Michael Cichon: Une assistance technique visant à étendre la couverture de sécurité sociale a été fournie à des pays tels que l'Argentine, le Costa Rica, le Chili, le Nicaragua, le Paraguay, le Pérou et l'Uruguay. Nous avons aussi mené des études sur la situation du travail et de la protection sociale et analysé les données de manière à ce que les gouvernements et les autres autorités puissent promouvoir une réforme institutionnelle et étendre la couverture de sécurité sociale sur la base du dialogue social.

BIT en ligne: Quel a été l'impact de ces activités de coopération technique et de ces études?

Michael Cichon: Les activités susmentionnées ont mené à des réformes dans plusieurs pays. En Argentine, les prestations de sécurité sociale ont été étendues aux groupes affectés par la crise économique (2001-02) et couvrent la vieillesse, le handicap, l'invalidité, les accidents du travail et le chômage. Au Pérou, l'OIT soutient la préparation d'un projet pour renforcer l'Institution de l'assurance maladie, pour étendre la couverture aux groupes de population non protégés et pour améliorer la gestion du système. Au Costa Rica, un accord tripartite a été conclu pour assurer la pérennité du système de retraites dans les années à venir.

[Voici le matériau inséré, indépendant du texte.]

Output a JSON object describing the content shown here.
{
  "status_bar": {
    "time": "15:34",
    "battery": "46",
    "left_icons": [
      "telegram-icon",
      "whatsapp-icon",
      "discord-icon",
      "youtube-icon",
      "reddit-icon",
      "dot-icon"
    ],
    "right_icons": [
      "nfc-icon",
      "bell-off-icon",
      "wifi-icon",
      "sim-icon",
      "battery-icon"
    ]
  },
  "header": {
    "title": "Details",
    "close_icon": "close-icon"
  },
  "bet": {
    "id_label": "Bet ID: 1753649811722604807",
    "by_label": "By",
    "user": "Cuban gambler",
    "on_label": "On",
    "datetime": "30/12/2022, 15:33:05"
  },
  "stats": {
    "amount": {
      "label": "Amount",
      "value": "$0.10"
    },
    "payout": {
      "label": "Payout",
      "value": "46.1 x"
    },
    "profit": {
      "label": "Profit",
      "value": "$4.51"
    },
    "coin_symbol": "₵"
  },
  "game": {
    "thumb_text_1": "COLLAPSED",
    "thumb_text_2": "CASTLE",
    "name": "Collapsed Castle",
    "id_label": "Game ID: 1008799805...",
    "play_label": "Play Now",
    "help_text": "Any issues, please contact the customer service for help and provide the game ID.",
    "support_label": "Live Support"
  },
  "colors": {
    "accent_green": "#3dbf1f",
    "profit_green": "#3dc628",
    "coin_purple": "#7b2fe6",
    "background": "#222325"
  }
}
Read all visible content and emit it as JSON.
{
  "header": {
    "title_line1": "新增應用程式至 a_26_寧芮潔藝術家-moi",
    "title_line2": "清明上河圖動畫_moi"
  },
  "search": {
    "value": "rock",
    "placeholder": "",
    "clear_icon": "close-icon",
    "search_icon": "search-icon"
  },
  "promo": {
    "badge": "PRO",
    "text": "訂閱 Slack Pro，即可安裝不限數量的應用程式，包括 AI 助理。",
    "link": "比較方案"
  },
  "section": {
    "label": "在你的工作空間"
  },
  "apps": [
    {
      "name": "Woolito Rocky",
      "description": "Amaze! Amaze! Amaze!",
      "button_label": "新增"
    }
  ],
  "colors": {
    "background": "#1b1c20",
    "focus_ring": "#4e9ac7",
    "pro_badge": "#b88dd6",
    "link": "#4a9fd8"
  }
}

Des progrès ont également été enregistrés dans l'extension de la couverture de sécurité sociale à des groupes qui sont traditionnellement exclus ou marginalisés. Au Honduras, avec un fort accent mis sur le dialogue social, de nouvelles méthodes, novatrices, ont été trouvées pour assurer les travailleurs agricoles, les domestiques, les travailleurs à domicile, les travailleurs indépendants, les membres de coopératives, etc. Au Paraguay, la couverture sociale a été étendue avec succès aux domestiques, et au Chili un dialogue intense et un vaste débat se sont tenus sur l'extension de la protection sociale aux travailleurs indépendants. Au Brésil, le gouvernement étend l'assurance chômage aux travailleurs rescapés du travail forcé et de l'esclavage ... pour ne citer que quelques exemples. L'OIT continuera à apporter son appui pour contribuer à étendre, moderniser et renforcer les systèmes existants et développer de nouveaux systèmes de protection sociale.


Note 1 - Travail décent dans les Amériques: Agenda de l'hémisphère 2006-2015, Rapport du Directeur général, 16e Réunion régionale des Amériques, Brasilia, mai 2006.